Однако к некоторым новшествам в укладе жизни относился с подозрением, хотя одним из первых в городе приобрёл динамо-машину с паровым двигателем, что давало возможность пользоваться электрическим освещением во всём доме, но сохранил при этом и керосиновые лампы, как более экономичные; а также усовершенствовал водопровод, оставшийся от прежних хозяев, что позволило устроить быт с ещё большим комфортом.
Недёшево, конечно, так ведь для себя и домочадцев - чего жадничать.
А вот, скажем, покупку велосипеда не одобрял. Баловство. И цена за бегомашину кусачая - до четырёхсот рубликов доходит. К тому же придётся экзамен по вождению сдавать. Слыхал, что для того, чтобы права получить, надо перед комиссией из трёх полицейских поплясать: тронуться с места, сделать «восьмёрку», резко затормозить и ловко спрыгнуть на землю. Не получилось, приходи через неделю. Кое-кто из неуёмных прогрессистов за разрешением и номерным знаком по месяцу ходит, пока нужного умения не покажет.
Смешно, право!
Хотя, может быть, и современно. Даже батюшка царь с семейством чуть ли не каждый день кости трясёт на этой перекладине о двух колёсах. Для моциона.
Нет, Ивану Дмитриевичу такое пустое занятие не по нраву, уж лучше в дело средства пустить или детям какую радость устроить.

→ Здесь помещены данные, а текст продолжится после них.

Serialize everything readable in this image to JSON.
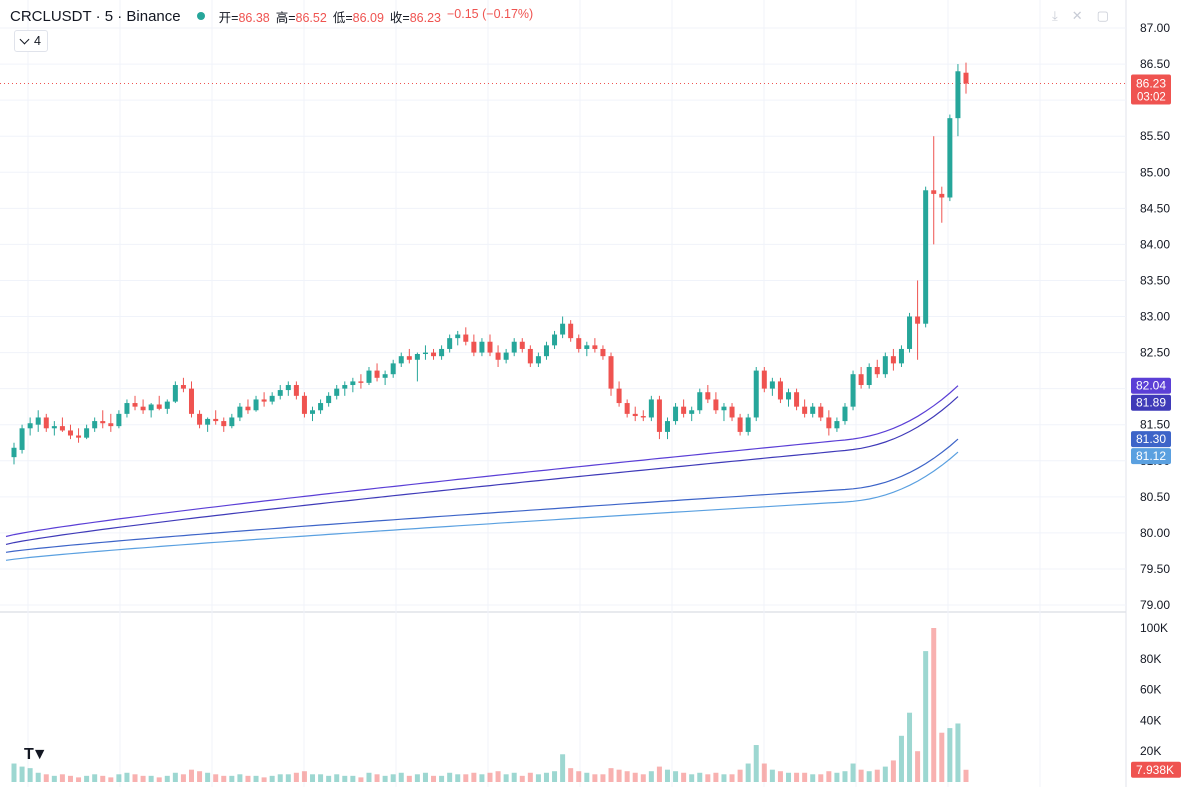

Первенца, названного в честь деда Дмитрием, он воспитывал в строгости, даже повесил на стенку в его комнате плётку - больше, конечно, для острастки, потому что никогда ею не пользовался. Игрушки покупал исключительно для пользы ума - деревянные строительные наборы, головоломки, книги с картинками и энциклопедии. Разумеется, без оловянных солдатиков да пушек не обошлось. Целая корзина до сих пор в Митиной комнате стоит. Там и пехота, и всадники, и генералы с солдатами в разных мундирах, и крепости с мостами, всего не перечесть, но сделано искусно: всадники с лошадей снимаются, а палатки, из полотна пошитые, разбираются как настоящие.

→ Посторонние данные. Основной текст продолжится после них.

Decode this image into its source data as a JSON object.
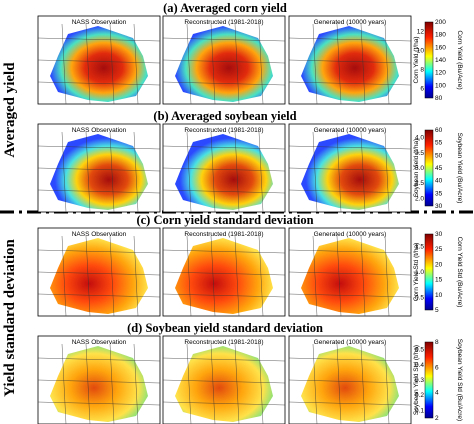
{
  "row_labels": [
    "Averaged yield",
    "Yield standard deviation"
  ],
  "panels": [
    {
      "title": "(a) Averaged corn yield",
      "maps": [
        "NASS Observation",
        "Reconstructed (1981-2018)",
        "Generated (10000 years)"
      ],
      "colorbar": {
        "left_label": "Corn Yield (t/ha)",
        "left_ticks": [
          "6",
          "8",
          "10",
          "12"
        ],
        "right_label": "Corn Yield (Bu/Acre)",
        "right_ticks": [
          "80",
          "100",
          "120",
          "140",
          "160",
          "180",
          "200"
        ]
      }
    },
    {
      "title": "(b) Averaged soybean yield",
      "maps": [
        "NASS Observation",
        "Reconstructed (1981-2018)",
        "Generated (10000 years)"
      ],
      "colorbar": {
        "left_label": "Soybean Yield (t/ha)",
        "left_ticks": [
          "2.0",
          "2.5",
          "3.0",
          "3.5",
          "4.0"
        ],
        "right_label": "Soybean Yield (Bu/Acre)",
        "right_ticks": [
          "30",
          "35",
          "40",
          "45",
          "50",
          "55",
          "60"
        ]
      }
    },
    {
      "title": "(c) Corn yield standard deviation",
      "maps": [
        "NASS Observation",
        "Reconstructed (1981-2018)",
        "Generated (10000 years)"
      ],
      "colorbar": {
        "left_label": "Corn Yield Std (t/ha)",
        "left_ticks": [
          "0.5",
          "1.0",
          "1.5"
        ],
        "right_label": "Corn Yield Std (Bu/Acre)",
        "right_ticks": [
          "5",
          "10",
          "15",
          "20",
          "25",
          "30"
        ]
      }
    },
    {
      "title": "(d) Soybean yield standard deviation",
      "maps": [
        "NASS Observation",
        "Reconstructed (1981-2018)",
        "Generated (10000 years)"
      ],
      "colorbar": {
        "left_label": "Soybean Yield Std (t/ha)",
        "left_ticks": [
          "0.1",
          "0.2",
          "0.3",
          "0.4",
          "0.5"
        ],
        "right_label": "Soybean Yield Std (Bu/Acre)",
        "right_ticks": [
          "2",
          "4",
          "6",
          "8"
        ]
      }
    }
  ]
}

С шести лет приставил к сыну гувернёра-немца и нанял двух учителей, собираясь отдать Митю по технической части, заметив его склонность к механизмам. Ребёнок поначалу игрушки разбирал-раскурочивал, всё хотел подсмотреть, как там внутри устроено, потом освоил и обратный процесс. Недавно волшебный фонарь на керосиновой лампе сам сломал, сам и починил, но одну картинку на стеклянной пластине всё же грохнул. Супруга, скорая на расправу, наказать хотела, но Иван Дмитриевич не дал. Ошибки, они с каждым случиться могут. Чего уж тут. Сына, правда, отчитал, чтоб не забывал, что каждая вещь денег стоит, а они с неба не падают. Однако втайне наследником гордился, ведь к десяти годам стал Митенька одним из лучших учеников городской гимназии.

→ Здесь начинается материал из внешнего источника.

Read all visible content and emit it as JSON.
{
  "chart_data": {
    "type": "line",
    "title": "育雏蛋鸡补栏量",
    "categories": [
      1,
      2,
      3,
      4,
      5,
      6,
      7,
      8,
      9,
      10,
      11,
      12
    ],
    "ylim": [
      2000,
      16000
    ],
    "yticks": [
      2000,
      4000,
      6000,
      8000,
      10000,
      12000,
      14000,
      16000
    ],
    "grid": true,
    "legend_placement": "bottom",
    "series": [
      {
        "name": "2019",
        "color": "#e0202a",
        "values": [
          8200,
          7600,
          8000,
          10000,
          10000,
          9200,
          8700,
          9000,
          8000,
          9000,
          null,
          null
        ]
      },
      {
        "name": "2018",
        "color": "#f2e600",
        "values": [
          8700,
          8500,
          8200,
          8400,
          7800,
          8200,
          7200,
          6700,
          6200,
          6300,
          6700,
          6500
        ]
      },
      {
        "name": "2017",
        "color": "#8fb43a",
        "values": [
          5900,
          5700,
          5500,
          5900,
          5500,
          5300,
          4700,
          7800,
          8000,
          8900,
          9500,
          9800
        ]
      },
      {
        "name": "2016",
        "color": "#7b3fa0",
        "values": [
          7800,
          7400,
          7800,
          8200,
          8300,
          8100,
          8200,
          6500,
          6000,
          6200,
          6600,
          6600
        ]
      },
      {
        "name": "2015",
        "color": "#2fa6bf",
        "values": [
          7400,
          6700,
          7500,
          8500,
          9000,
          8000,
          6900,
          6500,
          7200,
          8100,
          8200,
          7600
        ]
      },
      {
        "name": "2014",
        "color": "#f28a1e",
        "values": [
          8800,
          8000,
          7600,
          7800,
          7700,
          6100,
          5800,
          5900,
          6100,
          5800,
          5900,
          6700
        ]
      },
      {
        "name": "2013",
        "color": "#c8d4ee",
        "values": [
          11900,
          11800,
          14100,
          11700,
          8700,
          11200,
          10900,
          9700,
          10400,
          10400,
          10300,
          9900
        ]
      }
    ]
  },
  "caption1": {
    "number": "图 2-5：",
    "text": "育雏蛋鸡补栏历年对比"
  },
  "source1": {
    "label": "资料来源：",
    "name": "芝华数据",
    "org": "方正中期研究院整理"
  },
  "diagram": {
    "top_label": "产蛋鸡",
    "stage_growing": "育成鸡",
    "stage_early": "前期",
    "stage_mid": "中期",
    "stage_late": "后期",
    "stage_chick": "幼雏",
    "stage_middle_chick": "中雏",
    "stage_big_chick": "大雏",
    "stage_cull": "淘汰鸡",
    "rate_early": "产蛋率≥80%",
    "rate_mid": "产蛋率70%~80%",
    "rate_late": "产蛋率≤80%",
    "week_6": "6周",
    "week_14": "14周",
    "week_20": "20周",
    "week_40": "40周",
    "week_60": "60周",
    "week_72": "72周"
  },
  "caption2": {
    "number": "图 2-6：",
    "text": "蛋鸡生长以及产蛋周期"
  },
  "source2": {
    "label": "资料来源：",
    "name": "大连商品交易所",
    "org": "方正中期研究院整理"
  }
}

«Пусть себе учится, - размышлял Дареев, - ума да опыта набирается. Наберётся - поедет в Москву или даже за рубеж учёбу продолжать, а нет - так и в родных пенатах есть чем заняться, хозяйство большое. Одних складов четыре штуки, чаеразвесочная фабрика, пассаж с магазинами в два этажа, не считая павильона на Нижегородской ярмарке, доходного дома в удачном месте, и прочего имущества чуть помельче. Да и задумок хватает. На будущее, на перспективу».
Конечно, Иван Дмитриевич понимал, что век двадцатый уже на подходе - что там до него осталось, всего несколько месяцев, - и прежние правила, когда младшие беспрекословно слушаются старших, а жёны во всём подчиняются мужьям, исчезают безвозвратно, поэтому многие молодые люди, получив хорошее образование, уходят из семейного дела. Переменив сословие, становятся чиновниками, врачами, адвокатами, у кого к чему душа лежит.